La réponse de Port-Royal arrive sous la plume du polémiste janséniste, Jean Barbier d’Aucour, qui fut aussi précepteur d’un fils de Colbert et qui sera élu à l’Académie française en 1683. Barbier d’Aucour publie, dès 1671, huit lettres critiques sous le titre Sentiments de Cleanthe sur les Entretiens d’Ariste et d’Eugène, que Bouhours tente en vain de faire supprimer. L’année suivante, Antoine de Courtin profite de la seconde édition de son Nouveau traité de la civilité qui se pratique en France parmi les honnêtes gens pour attaquer lui aussi Bouhours. La contre-attaque jésuite est tout aussi rapide, via une seconde édition des Entretiens de Bouhours en 1671 (qui paraît avant même la première publication des Sentiments de Barbier d’Aucour), et via alliés : Charles Sorel publie De la connaissance des bons livres et Montfaucon de Villars De la délicatesse (texte qui contient également une critique des Provinciales et des Pensées de Pascal ainsi qu’un éloge de La Princesse de Montpensier). Bouhours modifie le texte des Entretiens en 1673 pour répondre aux objections de Barbier d’Aucour, tandis qu’il consacre certaines pages de ses Remarques nouvelles de la langue française (1675) à répondre à l’attaque de Courtin. Montfaucon de Villars, quant à lui, défend les Entretiens de Bouhours contre Barbier d’Aucour : le livre de ce dernier est qualifié de « satire noire et sotte ». Tous ces textes forment un véritable entrelacs de querelles et ils continuent d’être réédités tout au long du xviiie siècle : une quatrième édition des Sentiments de Barbier d’Aucour, « revue et augmentée », paraîtra à Paris chez Guillaume Desprez et P Guillaume Cavelier en 1748.
Enjeux
Enjeux
• Enjeux théologiques, liés ici à la question du style. Les adversaires de Bouhours espèrent en effet dénoncer à la fois sa critique des textes de Port-Royal et son statut d’arbitre du bon goût. Ils s’unissent pour condamner l’usage que fait Bouhours du je-ne-sais-quoi dans le domaine du divin, usage qui représente, à leurs yeux, un « scandale » au sens théologique du terme. Ils voient en Bouhours un agent double qui fait commerce de biens profanes auprès des croyants, et vice-versa. Pour les admirateurs de Bouhours comme Sorel ou Montfaucon de Villars, ce dernier, incarnation de l’élégance littéraire, occupe au contraire une position idéale d’intermédiaire entre le domaine sacré de la foi et le « monde ». C’est par excellence le « bel esprit » (quintessence de l’ « honnêteté » mondaine et sujet du quatrième des Entretiens de Bouhours) du siècle présent, à l’égal du siècle d’Auguste.
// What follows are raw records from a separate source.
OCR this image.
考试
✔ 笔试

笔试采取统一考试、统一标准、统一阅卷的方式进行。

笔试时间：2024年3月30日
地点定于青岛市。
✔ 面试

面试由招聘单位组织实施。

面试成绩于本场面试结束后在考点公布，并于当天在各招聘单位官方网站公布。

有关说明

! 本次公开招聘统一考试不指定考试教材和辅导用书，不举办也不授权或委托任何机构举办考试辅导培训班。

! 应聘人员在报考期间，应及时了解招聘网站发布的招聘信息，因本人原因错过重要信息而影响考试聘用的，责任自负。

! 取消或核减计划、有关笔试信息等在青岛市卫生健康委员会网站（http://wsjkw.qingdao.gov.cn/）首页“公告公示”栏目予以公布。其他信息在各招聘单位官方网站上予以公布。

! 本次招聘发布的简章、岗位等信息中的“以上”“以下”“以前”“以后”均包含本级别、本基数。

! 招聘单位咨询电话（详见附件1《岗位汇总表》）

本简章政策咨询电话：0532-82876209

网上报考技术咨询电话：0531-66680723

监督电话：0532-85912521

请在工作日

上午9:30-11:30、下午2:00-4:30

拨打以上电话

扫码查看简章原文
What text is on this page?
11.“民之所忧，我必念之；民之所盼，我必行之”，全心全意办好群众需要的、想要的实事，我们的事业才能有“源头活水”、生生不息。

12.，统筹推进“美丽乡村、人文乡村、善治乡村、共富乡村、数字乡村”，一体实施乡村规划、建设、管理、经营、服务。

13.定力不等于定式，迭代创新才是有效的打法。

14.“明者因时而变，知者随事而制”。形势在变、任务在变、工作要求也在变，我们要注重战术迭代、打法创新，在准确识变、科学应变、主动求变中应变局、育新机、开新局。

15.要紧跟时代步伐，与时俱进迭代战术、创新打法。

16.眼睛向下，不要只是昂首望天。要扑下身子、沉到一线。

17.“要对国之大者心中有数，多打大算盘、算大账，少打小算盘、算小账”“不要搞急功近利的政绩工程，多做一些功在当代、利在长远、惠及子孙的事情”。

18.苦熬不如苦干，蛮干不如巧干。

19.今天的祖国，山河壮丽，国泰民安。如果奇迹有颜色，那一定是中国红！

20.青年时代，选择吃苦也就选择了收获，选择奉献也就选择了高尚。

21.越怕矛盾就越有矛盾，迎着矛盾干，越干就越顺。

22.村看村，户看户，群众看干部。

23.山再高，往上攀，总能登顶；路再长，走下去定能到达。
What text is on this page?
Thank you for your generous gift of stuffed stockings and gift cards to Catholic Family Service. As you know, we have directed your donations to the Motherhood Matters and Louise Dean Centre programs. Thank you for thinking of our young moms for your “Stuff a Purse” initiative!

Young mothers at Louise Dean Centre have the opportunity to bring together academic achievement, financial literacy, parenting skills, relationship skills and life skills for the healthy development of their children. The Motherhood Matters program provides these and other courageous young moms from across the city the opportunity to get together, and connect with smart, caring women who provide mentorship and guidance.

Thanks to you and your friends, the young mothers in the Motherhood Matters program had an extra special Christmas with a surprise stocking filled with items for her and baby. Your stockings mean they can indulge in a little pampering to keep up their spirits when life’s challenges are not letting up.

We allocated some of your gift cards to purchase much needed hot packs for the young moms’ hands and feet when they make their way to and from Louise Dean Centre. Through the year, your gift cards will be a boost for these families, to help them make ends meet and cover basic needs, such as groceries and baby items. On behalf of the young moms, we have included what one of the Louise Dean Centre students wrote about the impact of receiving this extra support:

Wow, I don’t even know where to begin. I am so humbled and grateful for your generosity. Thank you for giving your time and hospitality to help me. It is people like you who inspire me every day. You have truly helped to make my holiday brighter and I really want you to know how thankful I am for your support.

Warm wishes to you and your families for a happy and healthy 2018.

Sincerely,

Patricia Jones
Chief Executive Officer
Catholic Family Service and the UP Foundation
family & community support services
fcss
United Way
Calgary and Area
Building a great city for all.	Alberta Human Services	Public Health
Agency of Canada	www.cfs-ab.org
• Si bien que les enjeux de la querelle des Entretiens rejoignent d’autres querelles : la querelle du je-ne-sais-quoi et celles, bien plus large, des Jésuites et des Jansénistes et des Anciens et des Modernes.
• On peut la qualifier de querelle à longue durée puisque les textes continuent à être réédités tout au long du xviiie siècle.
N’oublions pas, cependant, les limites de cette querelle par rapport aux attentes qu’on peut avoir des querelles en général.
Il n’y a pas eu d’appel à une instance supérieure, à part au public, censé lire les textes et trancher le différend…
• Bouhours n’est ni perdant ni gagnant. Il retouche un peu le texte des Entretiens (il cite St Augustin à l’appui de l’usage qu’il fait du je-ne-sais-quoi dans le domaine du divin), mais ne cède pas.
Chronologie
Chronologie
• 1668 : Dans sa Lettre à un seigneur de la Cour (1668), Bouhours s’en prend à la traduction du nouveau testament élaborée à Port-Royal et critique Pascal pour le soutien qu’il apporte aux jansénistes.
• 1671 : En publiant ses Entretiens d’Ariste et d’Eugène, série de six conversations littéraires, Bouhours s’attaque de nouveau aux écrivains de Port-Royal ; Barbier d’Aucour publie huit lettres critiques sous le titre Sentiments de Cleanthe sur les Entretiens d’Ariste et d’Eugène, que Bouhours tente en vain de faire supprimer.
• 1672 : Antoine de Courtin profite de la seconde édition de son Nouveau traité de la civilité qui se pratique en France parmi les honnêtes gens pour attaquer Bouhours.
• 1671-1673 : Contre-attaque de ceux qui soutiennent Bouhours et les jésuites : Montfaucon de Villars publie De la délicatesse et Charles Sorel De la connaissance des bons livres.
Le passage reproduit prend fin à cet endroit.